Article 4: “Requests made solely to prolong the case may be rejected.”

This nearly abolishes the role of defense counsel. The law now enables the court to reject any and all requests for witnesses, expert reports, or official documents, with no specific limitations. In politically motivated courts, this means any request that could exonerate the accused or undermine the conviction can be denied.

Article 5: “If the defense counsel leaves the hearing without excuse, the hearing may continue.”

Previously, if the counsel left without an excuse, the hearing would be postponed until a new attorney was appointed. Now, proceedings can continue without a defense, effectively nullifying the role of counsel.

Article 6: Amendments to the Law on Execution of Sentences enable the monitoring, recording, and restriction of attorney-client meetings, and allow for the banning of meetings with an attorney for up to six months, based on broad security justifications.

As a result, the institution of advocacy, which is the essential component of the right to defense, has been effectively abolished by State of Emergency Decrees. Attorneys have been subjected to numerous threats and pressures in the course of their professional duties, and the courts have been given powers to arbitrarily disregard their requests. According to the latest statistics from the Ministry of Justice, investigations have been opened against 390,000 people for terrorism.
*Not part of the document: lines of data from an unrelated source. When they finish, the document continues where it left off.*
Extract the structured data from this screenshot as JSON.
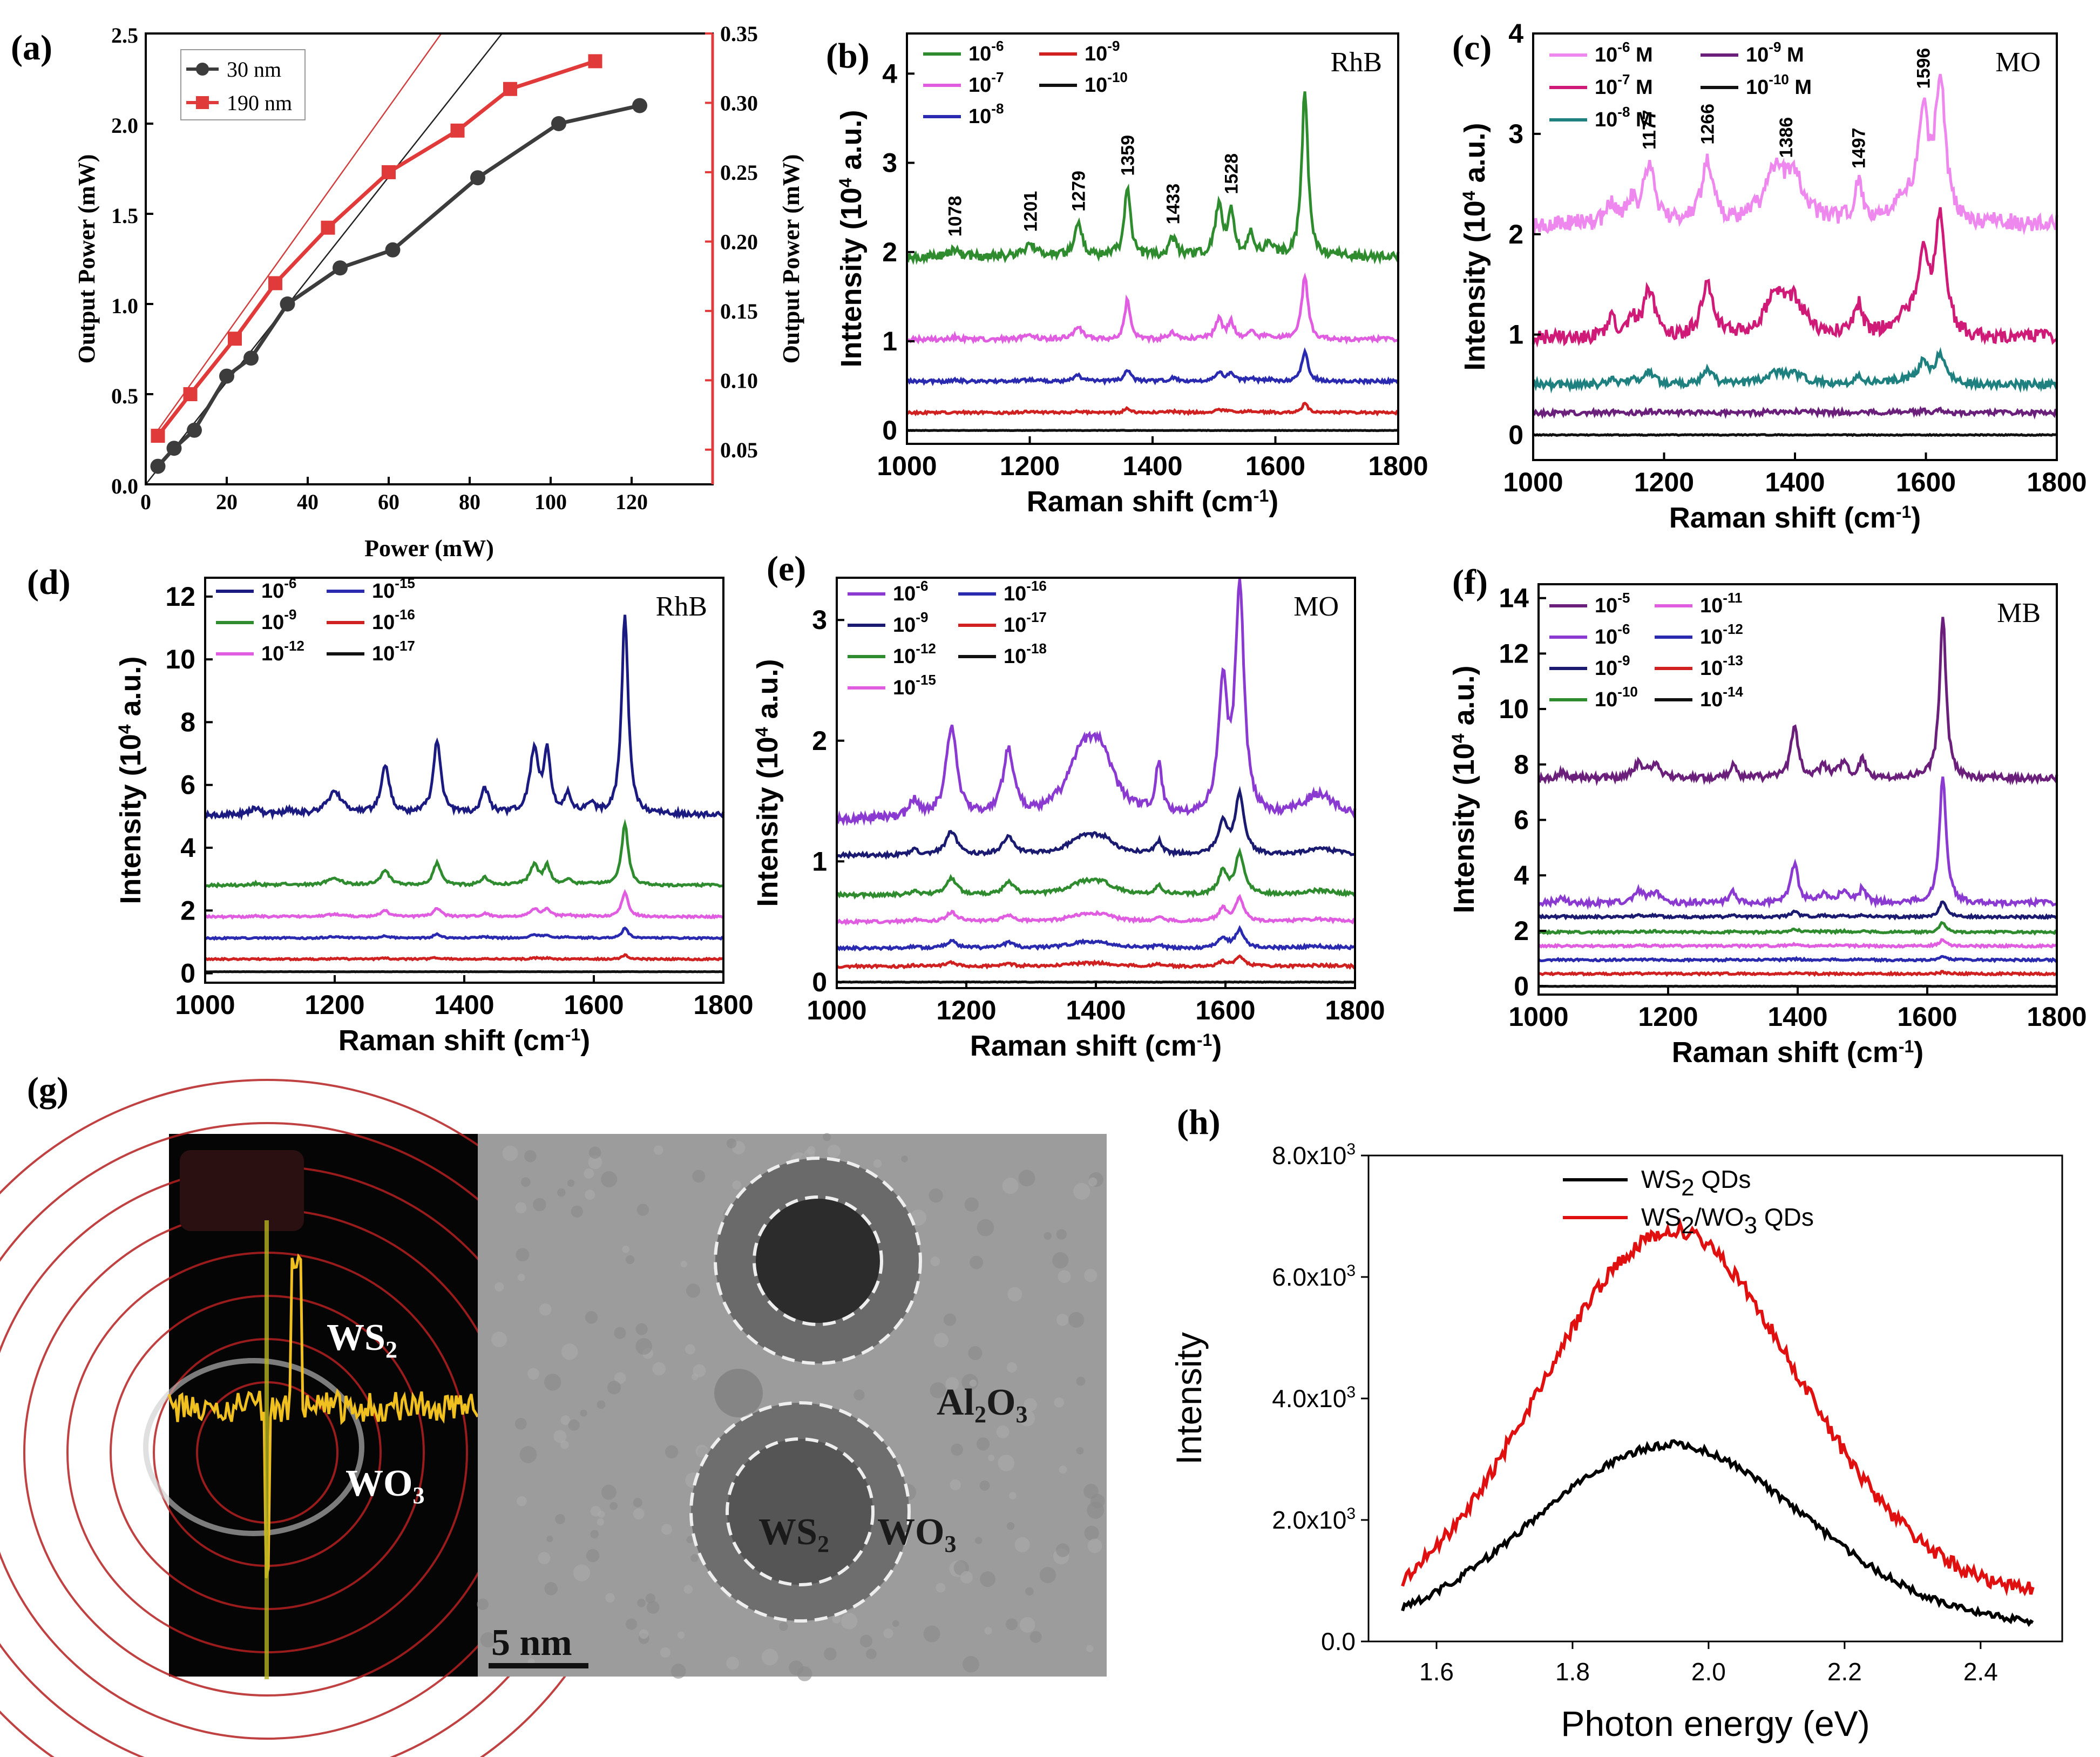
{
  "chart_data": [
    {
      "panel": "(a)",
      "type": "line",
      "xlabel": "Power (mW)",
      "ylabel": "Output Power (mW)",
      "ylabel_right": "Output Power (mW)",
      "xlim": [
        0,
        140
      ],
      "ylim": [
        0,
        2.5
      ],
      "ylim_right": [
        0.025,
        0.35
      ],
      "xticks": [
        0,
        20,
        40,
        60,
        80,
        100,
        120
      ],
      "yticks": [
        0.0,
        0.5,
        1.0,
        1.5,
        2.0,
        2.5
      ],
      "yticks_right": [
        0.05,
        0.1,
        0.15,
        0.2,
        0.25,
        0.3,
        0.35
      ],
      "legend": [
        "30 nm",
        "190 nm"
      ],
      "series": [
        {
          "name": "30 nm",
          "axis": "left",
          "color": "#3c3c3c",
          "x": [
            3,
            7,
            12,
            20,
            26,
            35,
            48,
            61,
            82,
            102,
            122
          ],
          "y": [
            0.1,
            0.2,
            0.3,
            0.6,
            0.7,
            1.0,
            1.2,
            1.3,
            1.7,
            2.0,
            2.1
          ]
        },
        {
          "name": "190 nm",
          "axis": "right",
          "color": "#e03a3a",
          "x": [
            3,
            11,
            22,
            32,
            45,
            60,
            77,
            90,
            111
          ],
          "y": [
            0.06,
            0.09,
            0.13,
            0.17,
            0.21,
            0.25,
            0.28,
            0.31,
            0.33
          ]
        }
      ]
    },
    {
      "panel": "(b)",
      "type": "line",
      "annotation": "RhB",
      "xlabel": "Raman shift (cm-1)",
      "ylabel": "Inttensity (10^4 a.u.)",
      "xlim": [
        1000,
        1800
      ],
      "ylim": [
        -0.15,
        4.45
      ],
      "xticks": [
        1000,
        1200,
        1400,
        1600,
        1800
      ],
      "yticks": [
        0,
        1,
        2,
        3,
        4
      ],
      "peak_labels": [
        1078,
        1201,
        1279,
        1359,
        1433,
        1528
      ],
      "legend": [
        "10-6",
        "10-7",
        "10-8",
        "10-9",
        "10-10"
      ],
      "peaks": [
        [
          1078,
          0.06,
          8
        ],
        [
          1201,
          0.1,
          12
        ],
        [
          1279,
          0.28,
          8
        ],
        [
          1359,
          0.6,
          6
        ],
        [
          1433,
          0.16,
          7
        ],
        [
          1508,
          0.45,
          7
        ],
        [
          1528,
          0.38,
          6
        ],
        [
          1560,
          0.2,
          6
        ],
        [
          1590,
          0.1,
          7
        ],
        [
          1648,
          1.5,
          6
        ]
      ],
      "series": [
        {
          "name": "10-6",
          "color": "#2e8b2e",
          "baseline": 1.95,
          "scale": 1.25
        },
        {
          "name": "10-7",
          "color": "#e05ce0",
          "baseline": 1.02,
          "scale": 0.48,
          "extra": [
            [
              1359,
              0.35,
              4
            ]
          ]
        },
        {
          "name": "10-8",
          "color": "#2a2ab0",
          "baseline": 0.55,
          "scale": 0.22
        },
        {
          "name": "10-9",
          "color": "#d02020",
          "baseline": 0.2,
          "scale": 0.07
        },
        {
          "name": "10-10",
          "color": "#111111",
          "baseline": 0.0,
          "scale": 0.0
        }
      ]
    },
    {
      "panel": "(c)",
      "type": "line",
      "annotation": "MO",
      "xlabel": "Raman shift (cm-1)",
      "ylabel": "Intensity (10^4 a.u.)",
      "xlim": [
        1000,
        1800
      ],
      "ylim": [
        -0.25,
        4.0
      ],
      "xticks": [
        1000,
        1200,
        1400,
        1600,
        1800
      ],
      "yticks": [
        0,
        1,
        2,
        3,
        4
      ],
      "peak_labels": [
        1177,
        1266,
        1386,
        1497,
        1596
      ],
      "legend": [
        "10-6 M",
        "10-7 M",
        "10-8 M",
        "10-9 M",
        "10-10 M"
      ],
      "peaks": [
        [
          1120,
          0.2,
          8
        ],
        [
          1150,
          0.18,
          8
        ],
        [
          1177,
          0.55,
          10
        ],
        [
          1266,
          0.6,
          10
        ],
        [
          1370,
          0.45,
          20
        ],
        [
          1400,
          0.35,
          18
        ],
        [
          1497,
          0.35,
          7
        ],
        [
          1565,
          0.2,
          20
        ],
        [
          1596,
          0.95,
          9
        ],
        [
          1622,
          1.35,
          9
        ]
      ],
      "series": [
        {
          "name": "10-6 M",
          "color": "#ee88ee",
          "baseline": 2.1,
          "scale": 1.05
        },
        {
          "name": "10-7 M",
          "color": "#d01a78",
          "baseline": 0.97,
          "scale": 0.85
        },
        {
          "name": "10-8 M",
          "color": "#1f8080",
          "baseline": 0.5,
          "scale": 0.22
        },
        {
          "name": "10-9 M",
          "color": "#6a1f7a",
          "baseline": 0.22,
          "scale": 0.02
        },
        {
          "name": "10-10 M",
          "color": "#111111",
          "baseline": 0.0,
          "scale": 0.0
        }
      ]
    },
    {
      "panel": "(d)",
      "type": "line",
      "annotation": "RhB",
      "xlabel": "Raman shift (cm-1)",
      "ylabel": "Intensity (10^4 a.u.)",
      "xlim": [
        1000,
        1800
      ],
      "ylim": [
        -0.3,
        12.6
      ],
      "xticks": [
        1000,
        1200,
        1400,
        1600,
        1800
      ],
      "yticks": [
        0,
        2,
        4,
        6,
        8,
        10,
        12
      ],
      "legend": [
        "10-6",
        "10-9",
        "10-12",
        "10-15",
        "10-16",
        "10-17"
      ],
      "peaks": [
        [
          1078,
          0.2,
          8
        ],
        [
          1128,
          0.15,
          8
        ],
        [
          1200,
          0.7,
          14
        ],
        [
          1278,
          1.5,
          8
        ],
        [
          1358,
          2.3,
          7
        ],
        [
          1432,
          0.8,
          7
        ],
        [
          1508,
          2.0,
          8
        ],
        [
          1528,
          1.9,
          6
        ],
        [
          1560,
          0.6,
          6
        ],
        [
          1595,
          0.3,
          7
        ],
        [
          1648,
          6.4,
          6
        ]
      ],
      "series": [
        {
          "name": "10-6",
          "color": "#1a1a80",
          "baseline": 5.05,
          "scale": 1.0
        },
        {
          "name": "10-9",
          "color": "#2e8b2e",
          "baseline": 2.8,
          "scale": 0.31
        },
        {
          "name": "10-12",
          "color": "#e05ce0",
          "baseline": 1.8,
          "scale": 0.12
        },
        {
          "name": "10-15",
          "color": "#2a2ab0",
          "baseline": 1.12,
          "scale": 0.05
        },
        {
          "name": "10-16",
          "color": "#d02020",
          "baseline": 0.45,
          "scale": 0.02
        },
        {
          "name": "10-17",
          "color": "#111111",
          "baseline": 0.05,
          "scale": 0.0
        }
      ]
    },
    {
      "panel": "(e)",
      "type": "line",
      "annotation": "MO",
      "xlabel": "Raman shift (cm-1)",
      "ylabel": "Intensity (10^4 a.u.)",
      "xlim": [
        1000,
        1800
      ],
      "ylim": [
        -0.05,
        3.35
      ],
      "xticks": [
        1000,
        1200,
        1400,
        1600,
        1800
      ],
      "yticks": [
        0,
        1,
        2,
        3
      ],
      "legend": [
        "10-6",
        "10-9",
        "10-12",
        "10-15",
        "10-16",
        "10-17",
        "10-18"
      ],
      "peaks": [
        [
          1120,
          0.15,
          8
        ],
        [
          1177,
          0.75,
          10
        ],
        [
          1265,
          0.55,
          10
        ],
        [
          1380,
          0.5,
          28
        ],
        [
          1410,
          0.4,
          22
        ],
        [
          1497,
          0.4,
          6
        ],
        [
          1596,
          1.05,
          8
        ],
        [
          1622,
          1.9,
          8
        ],
        [
          1745,
          0.2,
          30
        ]
      ],
      "series": [
        {
          "name": "10-6",
          "color": "#8a3ad0",
          "baseline": 1.35,
          "scale": 1.0
        },
        {
          "name": "10-9",
          "color": "#1a1a70",
          "baseline": 1.05,
          "scale": 0.26
        },
        {
          "name": "10-12",
          "color": "#2e8b2e",
          "baseline": 0.72,
          "scale": 0.18
        },
        {
          "name": "10-15",
          "color": "#e05ce0",
          "baseline": 0.5,
          "scale": 0.1
        },
        {
          "name": "10-16",
          "color": "#2a2ab0",
          "baseline": 0.28,
          "scale": 0.08
        },
        {
          "name": "10-17",
          "color": "#d02020",
          "baseline": 0.13,
          "scale": 0.04
        },
        {
          "name": "10-18",
          "color": "#111111",
          "baseline": 0.0,
          "scale": 0.0
        }
      ]
    },
    {
      "panel": "(f)",
      "type": "line",
      "annotation": "MB",
      "xlabel": "Raman shift (cm-1)",
      "ylabel": "Intensity (10^4 a.u.)",
      "xlim": [
        1000,
        1800
      ],
      "ylim": [
        -0.3,
        14.5
      ],
      "xticks": [
        1000,
        1200,
        1400,
        1600,
        1800
      ],
      "yticks": [
        0,
        2,
        4,
        6,
        8,
        10,
        12,
        14
      ],
      "legend": [
        "10-5",
        "10-6",
        "10-9",
        "10-10",
        "10-11",
        "10-12",
        "10-13",
        "10-14"
      ],
      "peaks": [
        [
          1035,
          0.2,
          8
        ],
        [
          1155,
          0.5,
          10
        ],
        [
          1180,
          0.45,
          9
        ],
        [
          1300,
          0.5,
          6
        ],
        [
          1395,
          1.8,
          7
        ],
        [
          1440,
          0.4,
          8
        ],
        [
          1470,
          0.5,
          8
        ],
        [
          1500,
          0.65,
          6
        ],
        [
          1624,
          5.9,
          6
        ]
      ],
      "series": [
        {
          "name": "10-5",
          "color": "#6a1f7a",
          "baseline": 7.5,
          "scale": 1.0
        },
        {
          "name": "10-6",
          "color": "#8a3ad0",
          "baseline": 3.0,
          "scale": 0.78
        },
        {
          "name": "10-9",
          "color": "#1a1a70",
          "baseline": 2.5,
          "scale": 0.1
        },
        {
          "name": "10-10",
          "color": "#2e8b2e",
          "baseline": 1.95,
          "scale": 0.06
        },
        {
          "name": "10-11",
          "color": "#e05ce0",
          "baseline": 1.45,
          "scale": 0.04
        },
        {
          "name": "10-12",
          "color": "#2a2ab0",
          "baseline": 0.95,
          "scale": 0.02
        },
        {
          "name": "10-13",
          "color": "#d02020",
          "baseline": 0.45,
          "scale": 0.01
        },
        {
          "name": "10-14",
          "color": "#111111",
          "baseline": 0.0,
          "scale": 0.0
        }
      ]
    },
    {
      "panel": "(h)",
      "type": "line",
      "xlabel": "Photon energy (eV)",
      "ylabel": "Intensity",
      "xlim": [
        1.5,
        2.52
      ],
      "ylim": [
        0,
        8000
      ],
      "xticks": [
        1.6,
        1.8,
        2.0,
        2.2,
        2.4
      ],
      "yticks": [
        0,
        2000,
        4000,
        6000,
        8000
      ],
      "ytick_labels": [
        "0.0",
        "2.0x10",
        "4.0x10",
        "6.0x10",
        "8.0x10"
      ],
      "ytick_exponent": "3",
      "legend": [
        "WS2 QDs",
        "WS2/WO3 QDs"
      ],
      "series": [
        {
          "name": "WS2 QDs",
          "color": "#000000",
          "peak_x": 1.94,
          "peak_y": 3000,
          "width": 0.2,
          "baseline": 250,
          "range": [
            1.55,
            2.48
          ]
        },
        {
          "name": "WS2/WO3 QDs",
          "color": "#e01010",
          "peak_x": 1.94,
          "peak_y": 6050,
          "width": 0.19,
          "baseline": 750,
          "range": [
            1.55,
            2.48
          ]
        }
      ]
    }
  ],
  "panel_labels": {
    "a": "(a)",
    "b": "(b)",
    "c": "(c)",
    "d": "(d)",
    "e": "(e)",
    "f": "(f)",
    "g": "(g)",
    "h": "(h)"
  },
  "tem_image": {
    "label_ws2": "WS",
    "label_ws2_sub": "2",
    "label_wo3": "WO",
    "label_wo3_sub": "3",
    "label_al2o3": "Al",
    "label_al2o3_sub1": "2",
    "label_al2o3_o": "O",
    "label_al2o3_sub2": "3",
    "label_core_ws": "WS",
    "label_core_ws_sub": "2",
    "label_core_wo": "WO",
    "label_core_wo_sub": "3",
    "scale_bar": "5 nm"
  }
}
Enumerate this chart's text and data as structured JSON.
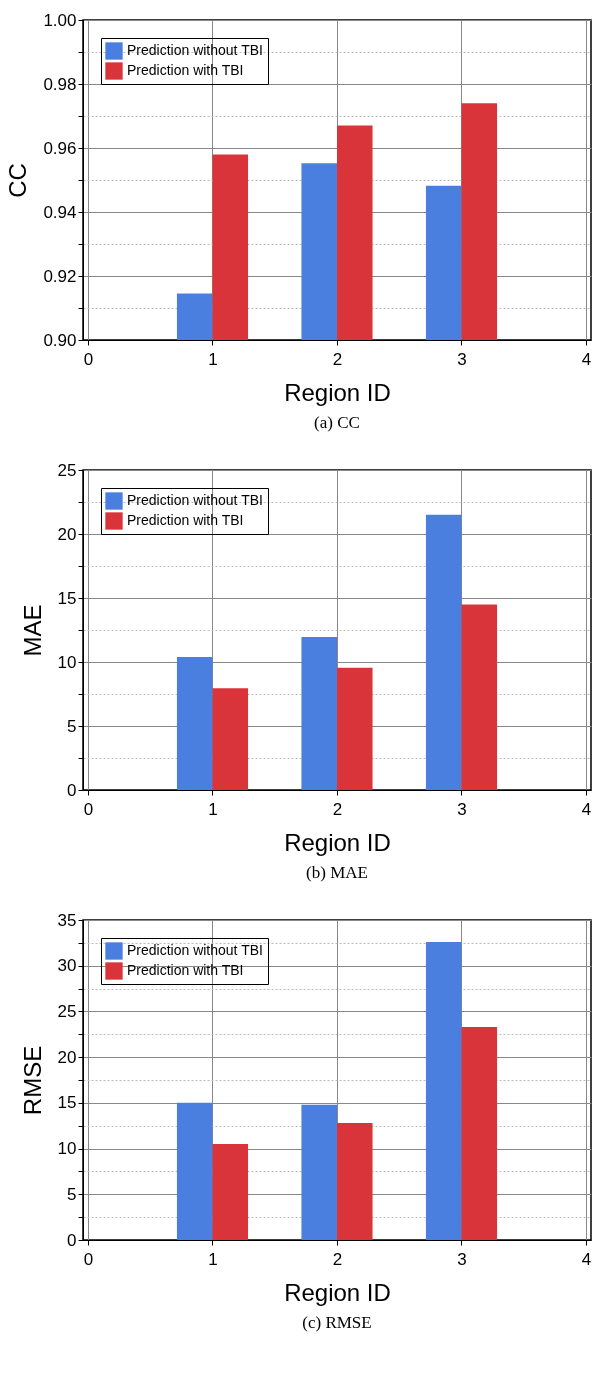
{
  "chart_data": [
    {
      "type": "bar",
      "title": "(a)  CC",
      "xlabel": "Region ID",
      "ylabel": "CC",
      "x": [
        1,
        2,
        3
      ],
      "xlim": [
        0,
        4
      ],
      "xticks": [
        0,
        1,
        2,
        3,
        4
      ],
      "ylim": [
        0.9,
        1.0
      ],
      "yticks": [
        {
          "value": 0.9,
          "label": "0.90"
        },
        {
          "value": 0.91,
          "label": null
        },
        0.92,
        {
          "value": 0.93,
          "label": null
        },
        0.94,
        {
          "value": 0.95,
          "label": null
        },
        0.96,
        {
          "value": 0.97,
          "label": null
        },
        0.98,
        {
          "value": 0.99,
          "label": null
        },
        {
          "value": 1.0,
          "label": "1.00"
        }
      ],
      "grid": true,
      "legend": "top left",
      "series": [
        {
          "name": "Prediction without TBI",
          "color": "#4a7fe0",
          "values": [
            0.9145,
            0.9552,
            0.9482
          ]
        },
        {
          "name": "Prediction with TBI",
          "color": "#d9343a",
          "values": [
            0.958,
            0.967,
            0.974
          ]
        }
      ]
    },
    {
      "type": "bar",
      "title": "(b)  MAE",
      "xlabel": "Region ID",
      "ylabel": "MAE",
      "x": [
        1,
        2,
        3
      ],
      "xlim": [
        0,
        4
      ],
      "xticks": [
        0,
        1,
        2,
        3,
        4
      ],
      "ylim": [
        0,
        25
      ],
      "yticks": [
        0,
        {
          "value": 2.5,
          "label": null
        },
        5,
        {
          "value": 7.5,
          "label": null
        },
        10,
        {
          "value": 12.5,
          "label": null
        },
        15,
        {
          "value": 17.5,
          "label": null
        },
        20,
        {
          "value": 22.5,
          "label": null
        },
        25
      ],
      "grid": true,
      "legend": "top left",
      "series": [
        {
          "name": "Prediction without TBI",
          "color": "#4a7fe0",
          "values": [
            10.4,
            11.95,
            21.5
          ]
        },
        {
          "name": "Prediction with TBI",
          "color": "#d9343a",
          "values": [
            7.95,
            9.55,
            14.5
          ]
        }
      ]
    },
    {
      "type": "bar",
      "title": "(c)  RMSE",
      "xlabel": "Region ID",
      "ylabel": "RMSE",
      "x": [
        1,
        2,
        3
      ],
      "xlim": [
        0,
        4
      ],
      "xticks": [
        0,
        1,
        2,
        3,
        4
      ],
      "ylim": [
        0,
        35
      ],
      "yticks": [
        0,
        {
          "value": 2.5,
          "label": null
        },
        5,
        {
          "value": 7.5,
          "label": null
        },
        10,
        {
          "value": 12.5,
          "label": null
        },
        15,
        {
          "value": 17.5,
          "label": null
        },
        20,
        {
          "value": 22.5,
          "label": null
        },
        25,
        {
          "value": 27.5,
          "label": null
        },
        30,
        {
          "value": 32.5,
          "label": null
        },
        35
      ],
      "grid": true,
      "legend": "top left",
      "series": [
        {
          "name": "Prediction without TBI",
          "color": "#4a7fe0",
          "values": [
            15.0,
            14.8,
            32.6
          ]
        },
        {
          "name": "Prediction with TBI",
          "color": "#d9343a",
          "values": [
            10.5,
            12.8,
            23.3
          ]
        }
      ]
    }
  ]
}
Those accused within the scope of the Hizmet Movement have been deprived of legal assistance and the right to defense, leading to trials that overwhelmingly resulted in convictions. Moreover, they have been rendered incapable of effectively seeking redress for torture and other rights violations.

It is our firm belief that trials conducted without effective defense counsel are legally null and void, and that, sooner or later, justice will prevail and these unlawful decisions will be overturned. Until the day justice is restored and the institution of advocacy regains its rightful place, our legal and human rights struggle will continue.